This evening I was reading a post on Beyond the Bottle, another blog covering the Pacific Northwest wine industry, and I was compelled to share it here on The Oregon Wine Blog. In the post, "Breaking the Unspoken Code" Thad analyzes what I would call a positive bias trend within the wine press. Essentially, the argument is that many leading wine reviewers write inflated reviews to continue the "gravy train" -- free wine provided by the industry to writers for review. Check out Thad's excellent post for more in-depth thoughts regarding that issue.
I certainly acknowledge that a positive reviewing bias exists in the wine press, in fact, it is an issue we have struggled with here but for different reasons. Many of us have a propensity to only purchase wines that we have tasted and enjoyed, otherwise it would be a waste of limited resources that could be used to purchase more good wine. The staff here are still in the "up-and-coming" stage of life, not "already arrived" status after all. These are the wines that get reviewed here for the most part, although Micheal has made a point of reviewing some wine that he didn't enjoy as much. Additionally, its just a heck of a lot more fun to review a great bottle of wine than it is to review suckiness.
The title of this post is "A point well taken" because I think we can take away a lesson in transparency from Thad's post. Now, The Oregon Wine Blog certainly isn't classified as leading reviewer and we pay full retail price for a lot of our wine, but there are some exceptions. We've developed great relationships with some local wineries that at times result in a free bottle here or there, an industry discount, or a special tasting--and I am a small shareholder in a publicly-traded Oregon winery (small enough where all the wine purchases in the world wouldn't positively influence my financial situation).

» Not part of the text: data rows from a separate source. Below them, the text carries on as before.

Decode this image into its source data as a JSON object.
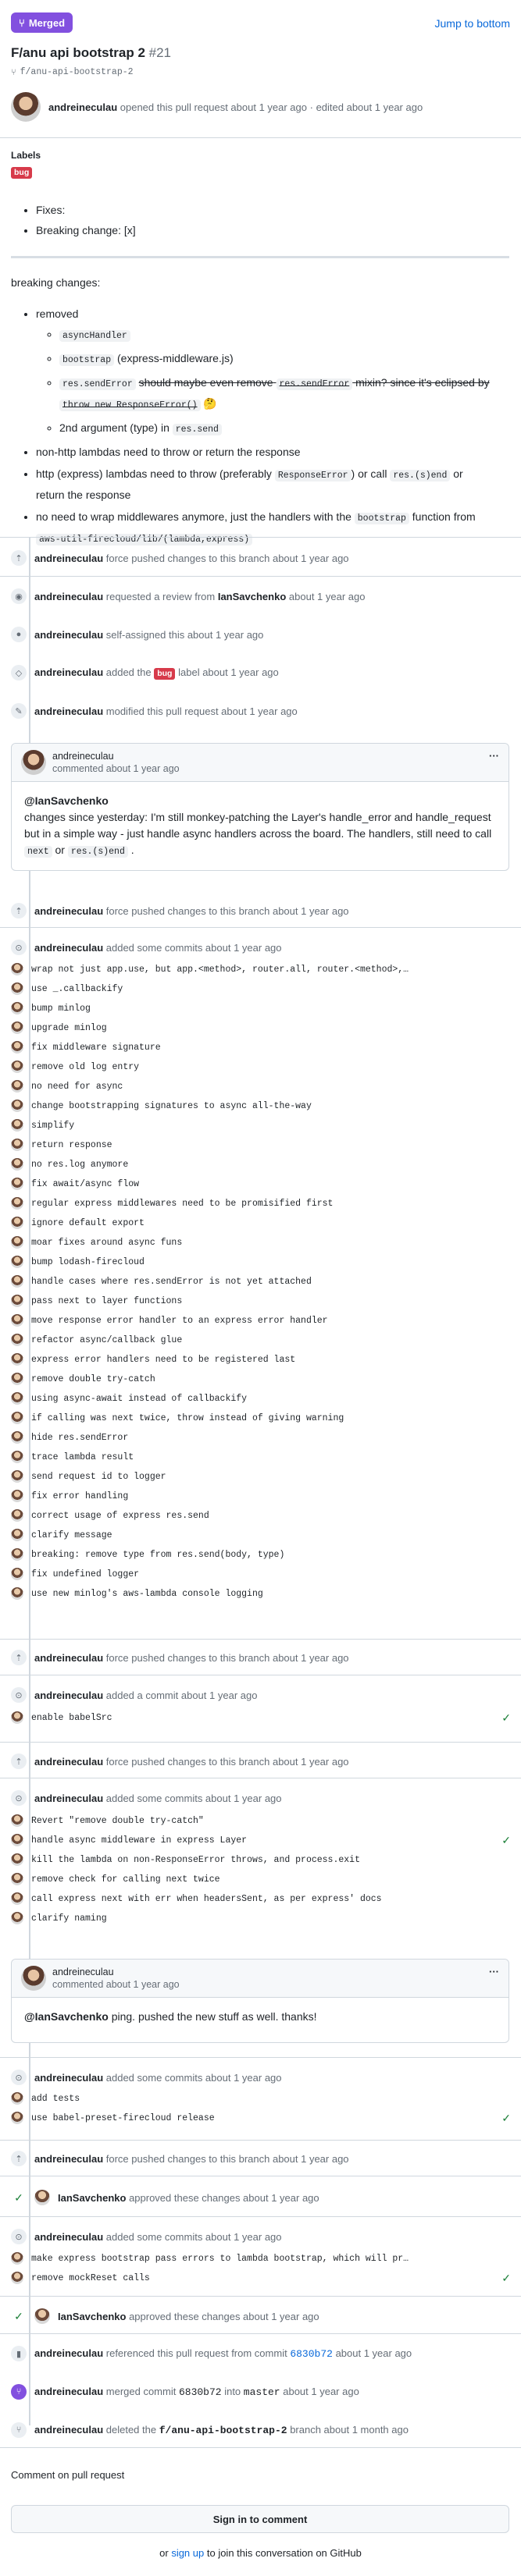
{
  "header": {
    "status": "Merged",
    "jump_link": "Jump to bottom",
    "title": "F/anu api bootstrap 2",
    "number": "#21",
    "branch": "f/anu-api-bootstrap-2",
    "author": "andreineculau",
    "opened_text": "opened this pull request about 1 year ago",
    "edited_text": "· edited about 1 year ago"
  },
  "labels": {
    "heading": "Labels",
    "items": [
      "bug"
    ]
  },
  "body": {
    "list1": [
      "Fixes:",
      "Breaking change: [x]"
    ],
    "section": "breaking changes:",
    "removed": "removed",
    "sub": {
      "code1": "asyncHandler",
      "code2": "bootstrap",
      "text2": "(express-middleware.js)",
      "code3": "res.sendError",
      "strike1": "should maybe even remove",
      "code3b": "res.sendError",
      "strike2": "mixin? since it's eclipsed by",
      "strike3": "throw new ResponseError()",
      "emoji": "🤔",
      "text4": "2nd argument (type) in",
      "code4": "res.send"
    },
    "b2": "non-http lambdas need to throw or return the response",
    "b3a": "http (express) lambdas need to throw (preferably",
    "b3code1": "ResponseError",
    "b3b": ") or call",
    "b3code2": "res.(s)end",
    "b3c": "or",
    "b3d": "return the response",
    "b4a": "no need to wrap middlewares anymore, just the handlers with the",
    "b4code": "bootstrap",
    "b4b": "function from",
    "b4code2": "aws-util-firecloud/lib/(lambda,express)"
  },
  "events": {
    "e1_user": "andreineculau",
    "e1_text": "force pushed changes to this branch about 1 year ago",
    "e2_user": "andreineculau",
    "e2_text": "requested a review from",
    "e2_target": "IanSavchenko",
    "e2_time": "about 1 year ago",
    "e3_user": "andreineculau",
    "e3_text": "self-assigned this about 1 year ago",
    "e4_user": "andreineculau",
    "e4_text": "added the",
    "e4_label": "bug",
    "e4_time": "label about 1 year ago",
    "e5_user": "andreineculau",
    "e5_text": "modified this pull request about 1 year ago",
    "e6_user": "andreineculau",
    "e6_text": "force pushed changes to this branch about 1 year ago",
    "e7_user": "andreineculau",
    "e7_text": "added some commits about 1 year ago",
    "e8_user": "andreineculau",
    "e8_text": "force pushed changes to this branch about 1 year ago",
    "e9_user": "andreineculau",
    "e9_text": "added a commit about 1 year ago",
    "e10_user": "andreineculau",
    "e10_text": "force pushed changes to this branch about 1 year ago",
    "e11_user": "andreineculau",
    "e11_text": "added some commits about 1 year ago",
    "e12_user": "andreineculau",
    "e12_text": "added some commits about 1 year ago",
    "e13_user": "andreineculau",
    "e13_text": "force pushed changes to this branch about 1 year ago",
    "e14_user": "IanSavchenko",
    "e14_text": "approved these changes about 1 year ago",
    "e15_user": "andreineculau",
    "e15_text": "added some commits about 1 year ago",
    "e16_user": "IanSavchenko",
    "e16_text": "approved these changes about 1 year ago",
    "e17_user": "andreineculau",
    "e17_text": "referenced this pull request from commit",
    "e17_sha": "6830b72",
    "e17_time": "about 1 year ago",
    "e18_user": "andreineculau",
    "e18_text": "merged commit",
    "e18_sha": "6830b72",
    "e18_into": "into",
    "e18_branch": "master",
    "e18_time": "about 1 year ago",
    "e19_user": "andreineculau",
    "e19_text": "deleted the",
    "e19_branch": "f/anu-api-bootstrap-2",
    "e19_time": "branch about 1 month ago"
  },
  "comment1": {
    "user": "andreineculau",
    "time": "commented about 1 year ago",
    "mention": "@IanSavchenko",
    "text": "changes since yesterday: I'm still monkey-patching the Layer's handle_error and handle_request but in a simple way - just handle async handlers across the board. The handlers, still need to call",
    "code1": "next",
    "or": "or",
    "code2": "res.(s)end",
    "end": "."
  },
  "comment2": {
    "user": "andreineculau",
    "time": "commented about 1 year ago",
    "mention": "@IanSavchenko",
    "text": "ping. pushed the new stuff as well. thanks!"
  },
  "commits1": [
    "wrap not just app.use, but app.<method>, router.all, router.<method>,…",
    "use _.callbackify",
    "bump minlog",
    "upgrade minlog",
    "fix middleware signature",
    "remove old log entry",
    "no need for async",
    "change bootstrapping signatures to async all-the-way",
    "simplify",
    "return response",
    "no res.log anymore",
    "fix await/async flow",
    "regular express middlewares need to be promisified first",
    "ignore default export",
    "moar fixes around async funs",
    "bump lodash-firecloud",
    "handle cases where res.sendError is not yet attached",
    "pass next to layer functions",
    "move response error handler to an express error handler",
    "refactor async/callback glue",
    "express error handlers need to be registered last",
    "remove double try-catch",
    "using async-await instead of callbackify",
    "if calling was next twice, throw instead of giving warning",
    "hide res.sendError",
    "trace lambda result",
    "send request id to logger",
    "fix error handling",
    "correct usage of express res.send",
    "clarify message",
    "breaking: remove type from res.send(body, type)",
    "fix undefined logger",
    "use new minlog's aws-lambda console logging"
  ],
  "commits2": [
    "enable babelSrc"
  ],
  "commits3": [
    "Revert \"remove double try-catch\"",
    "handle async middleware in express Layer",
    "kill the lambda on non-ResponseError throws, and process.exit",
    "remove check for calling next twice",
    "call express next with err when headersSent, as per express' docs",
    "clarify naming"
  ],
  "commits4": [
    "add tests",
    "use babel-preset-firecloud release"
  ],
  "commits5": [
    "make express bootstrap pass errors to lambda bootstrap, which will pr…",
    "remove mockReset calls"
  ],
  "footer": {
    "heading": "Comment on pull request",
    "signin_button": "Sign in to comment",
    "or_text": "or",
    "signup_link": "sign up",
    "join_text": "to join this conversation on GitHub"
  },
  "colors": {
    "merged": "#8250df",
    "link": "#0969da",
    "bug": "#d73a4a",
    "success": "#1a7f37"
  },
  "icons": [
    "merge-icon",
    "branch-icon",
    "push-icon",
    "eye-icon",
    "person-icon",
    "tag-icon",
    "pencil-icon",
    "commit-icon",
    "check-icon",
    "bookmark-icon",
    "kebab-icon"
  ]
}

There is nothing inherently wrong with forming postive relationships and participating in the industry--the ability to do so is one of the things that make the Pacific Northwest wine scene such a great place. I am confident that these relationships and perks, which are minor in the scheme of things, haven't influenced our content (we'd buy / review the same without the discount). As a writer and editor, I strongly believe that the notion of transparency gives validity to our journalized experiences. The sheer nature of this type of media encourages personal opinions, but I don't want you to think that a mystical gravy train shapes our reality. In the future we'll take a page out of Beyond the Bottle's book and disclose sourcing information to allow our readers to make informed decisions about our work. We don't make any money off of this venture and surely wouldn't complain if a free case of wine showed up at *our* doorstep.